The aetiology of GA is unknown. Several cases in literature described that the onset of GA was associated with viral infection, neoplasm and trauma. The association of GA with diabetes mellitus is controversial. A case-control study failed to reveal any statistically significant correlation between GA and type 2 diabetes mellitus (4) Whereas in a retrospective study, 12% of patients with GA had diabetes mellitus ( 5 ).

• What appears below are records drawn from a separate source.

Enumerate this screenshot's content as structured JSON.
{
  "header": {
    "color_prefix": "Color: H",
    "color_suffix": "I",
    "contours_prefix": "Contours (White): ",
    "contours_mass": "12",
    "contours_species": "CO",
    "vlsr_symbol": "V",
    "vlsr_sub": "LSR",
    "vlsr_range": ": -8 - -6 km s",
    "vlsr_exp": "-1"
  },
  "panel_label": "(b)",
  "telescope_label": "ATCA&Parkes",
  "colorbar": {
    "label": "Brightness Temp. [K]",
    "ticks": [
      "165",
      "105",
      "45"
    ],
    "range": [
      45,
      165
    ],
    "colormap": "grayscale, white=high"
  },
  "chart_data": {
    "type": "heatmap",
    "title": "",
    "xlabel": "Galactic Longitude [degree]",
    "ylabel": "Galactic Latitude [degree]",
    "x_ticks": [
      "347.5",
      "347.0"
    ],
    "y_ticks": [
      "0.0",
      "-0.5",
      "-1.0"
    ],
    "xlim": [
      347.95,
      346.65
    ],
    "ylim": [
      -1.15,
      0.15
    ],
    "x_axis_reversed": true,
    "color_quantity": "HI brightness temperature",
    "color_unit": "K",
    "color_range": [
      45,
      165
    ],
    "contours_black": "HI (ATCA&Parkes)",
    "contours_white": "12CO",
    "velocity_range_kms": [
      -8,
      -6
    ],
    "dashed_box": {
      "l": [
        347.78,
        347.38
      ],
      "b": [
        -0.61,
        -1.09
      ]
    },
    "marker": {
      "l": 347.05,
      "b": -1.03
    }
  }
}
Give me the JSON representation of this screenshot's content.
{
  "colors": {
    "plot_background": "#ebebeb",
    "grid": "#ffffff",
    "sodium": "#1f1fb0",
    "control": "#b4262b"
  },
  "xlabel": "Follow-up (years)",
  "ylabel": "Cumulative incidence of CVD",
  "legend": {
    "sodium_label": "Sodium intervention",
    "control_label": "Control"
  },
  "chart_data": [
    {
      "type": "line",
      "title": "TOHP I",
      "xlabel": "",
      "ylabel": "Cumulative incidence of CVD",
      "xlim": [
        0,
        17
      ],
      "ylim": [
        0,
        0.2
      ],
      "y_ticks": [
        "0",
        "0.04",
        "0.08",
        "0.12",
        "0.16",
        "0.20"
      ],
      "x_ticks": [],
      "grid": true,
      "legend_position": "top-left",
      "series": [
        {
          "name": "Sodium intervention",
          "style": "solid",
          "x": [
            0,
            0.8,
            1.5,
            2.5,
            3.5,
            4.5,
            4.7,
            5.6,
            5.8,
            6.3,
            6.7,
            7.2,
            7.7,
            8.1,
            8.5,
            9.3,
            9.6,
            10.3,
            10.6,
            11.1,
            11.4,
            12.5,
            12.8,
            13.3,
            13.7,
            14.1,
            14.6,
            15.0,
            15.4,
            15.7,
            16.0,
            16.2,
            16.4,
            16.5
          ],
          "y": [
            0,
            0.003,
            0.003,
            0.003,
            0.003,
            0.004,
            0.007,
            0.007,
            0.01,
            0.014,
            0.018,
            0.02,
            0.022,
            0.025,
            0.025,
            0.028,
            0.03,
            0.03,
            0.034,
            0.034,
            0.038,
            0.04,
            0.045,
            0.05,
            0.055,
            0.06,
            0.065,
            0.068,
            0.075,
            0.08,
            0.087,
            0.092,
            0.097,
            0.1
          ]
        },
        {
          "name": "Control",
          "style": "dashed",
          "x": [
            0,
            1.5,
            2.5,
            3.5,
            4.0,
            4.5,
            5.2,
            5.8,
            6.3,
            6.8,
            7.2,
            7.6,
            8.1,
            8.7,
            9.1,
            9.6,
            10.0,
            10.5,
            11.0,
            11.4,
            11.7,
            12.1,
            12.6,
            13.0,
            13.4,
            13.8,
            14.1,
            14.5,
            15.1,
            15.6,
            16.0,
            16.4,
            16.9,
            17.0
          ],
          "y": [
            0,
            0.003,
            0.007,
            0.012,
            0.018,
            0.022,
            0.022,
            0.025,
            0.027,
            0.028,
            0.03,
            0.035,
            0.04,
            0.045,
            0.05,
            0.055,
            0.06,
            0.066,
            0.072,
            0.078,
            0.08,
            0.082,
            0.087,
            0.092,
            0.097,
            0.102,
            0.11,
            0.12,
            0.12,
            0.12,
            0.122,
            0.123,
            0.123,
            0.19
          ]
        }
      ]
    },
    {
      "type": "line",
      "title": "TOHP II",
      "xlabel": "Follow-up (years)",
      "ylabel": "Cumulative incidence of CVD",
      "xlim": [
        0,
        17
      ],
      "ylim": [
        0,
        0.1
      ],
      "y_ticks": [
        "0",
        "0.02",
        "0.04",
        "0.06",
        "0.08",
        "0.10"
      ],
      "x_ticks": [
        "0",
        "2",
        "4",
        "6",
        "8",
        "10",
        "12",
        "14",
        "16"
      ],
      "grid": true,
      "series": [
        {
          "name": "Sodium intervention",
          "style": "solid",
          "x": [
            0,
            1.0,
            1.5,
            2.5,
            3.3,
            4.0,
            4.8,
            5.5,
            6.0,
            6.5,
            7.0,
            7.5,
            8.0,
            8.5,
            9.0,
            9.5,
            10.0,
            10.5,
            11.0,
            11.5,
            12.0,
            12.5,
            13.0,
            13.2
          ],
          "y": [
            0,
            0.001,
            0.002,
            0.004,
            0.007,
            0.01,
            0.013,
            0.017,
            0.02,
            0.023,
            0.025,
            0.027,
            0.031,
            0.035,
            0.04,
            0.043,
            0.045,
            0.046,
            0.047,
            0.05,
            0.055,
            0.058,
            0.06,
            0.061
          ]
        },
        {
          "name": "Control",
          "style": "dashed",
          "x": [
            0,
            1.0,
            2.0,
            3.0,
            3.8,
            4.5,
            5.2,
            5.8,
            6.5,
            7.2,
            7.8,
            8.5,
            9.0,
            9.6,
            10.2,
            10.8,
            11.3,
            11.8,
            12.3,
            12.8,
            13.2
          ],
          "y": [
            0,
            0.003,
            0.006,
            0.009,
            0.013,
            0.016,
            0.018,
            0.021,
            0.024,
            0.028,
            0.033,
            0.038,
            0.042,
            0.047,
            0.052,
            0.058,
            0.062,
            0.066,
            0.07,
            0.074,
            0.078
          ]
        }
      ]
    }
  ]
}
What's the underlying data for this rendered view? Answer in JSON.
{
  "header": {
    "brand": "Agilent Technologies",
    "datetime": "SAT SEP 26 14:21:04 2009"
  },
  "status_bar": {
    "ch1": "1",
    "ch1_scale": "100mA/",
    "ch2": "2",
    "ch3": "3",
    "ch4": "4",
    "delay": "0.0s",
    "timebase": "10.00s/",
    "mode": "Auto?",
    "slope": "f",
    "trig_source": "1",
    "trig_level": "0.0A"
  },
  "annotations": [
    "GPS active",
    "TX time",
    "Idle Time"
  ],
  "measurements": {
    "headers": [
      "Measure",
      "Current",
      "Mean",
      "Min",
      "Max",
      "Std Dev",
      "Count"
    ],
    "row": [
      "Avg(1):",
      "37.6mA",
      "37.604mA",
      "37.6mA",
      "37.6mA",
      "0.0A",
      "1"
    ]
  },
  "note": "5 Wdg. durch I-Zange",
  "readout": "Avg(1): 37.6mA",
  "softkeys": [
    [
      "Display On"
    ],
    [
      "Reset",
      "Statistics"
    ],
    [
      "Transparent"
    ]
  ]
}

Our case describes the rare association of GA with ulcerative colitis. Various different dermatological conditions have been described in association with
ulcerative colitis. These include: pyoderma gangrenosum, erythema nodosum (6) linear erythema multiforme, lichen planus, vitiligo, aphthous stomatitis (7),annular erythema (8),neutrophilic pustulosis (Sweet's syndrome) (9,10), vesiculopustular eruption (11), IgA dermatosis (12), bullous pemphigoid (13,14), erythema elavatum diutinum (15)
Granuloma annulare with ulcerative colitis had been reported in literature twice. The first case occurred in a Japanese female who developed GA twice in herpes zoster scars. Soon after the second event, she developed ulcerative colitis (21). The other case reported visceral and cutaneous GA in a middle aged man with insulin dependent diabetes, autoimmune Addison's disease, myxoedema and severe ulcerative colitis for which he had a subtotal colectomy with formation of an ileostomy (22).
Our patient represents a case of disseminated papular variant GA in association with ulcerative colitis and, as with most of the cutaneous manifestations; the primary therapeutic target remains the bowel. Although there many systemic treatments proposed for the treatment of disseminated GA as stated above most of these trials limited to individual case reports and small series of patients treated without a control group. Such studies cannot establish treatment effectiveness. A well designed randomized control trial is needed.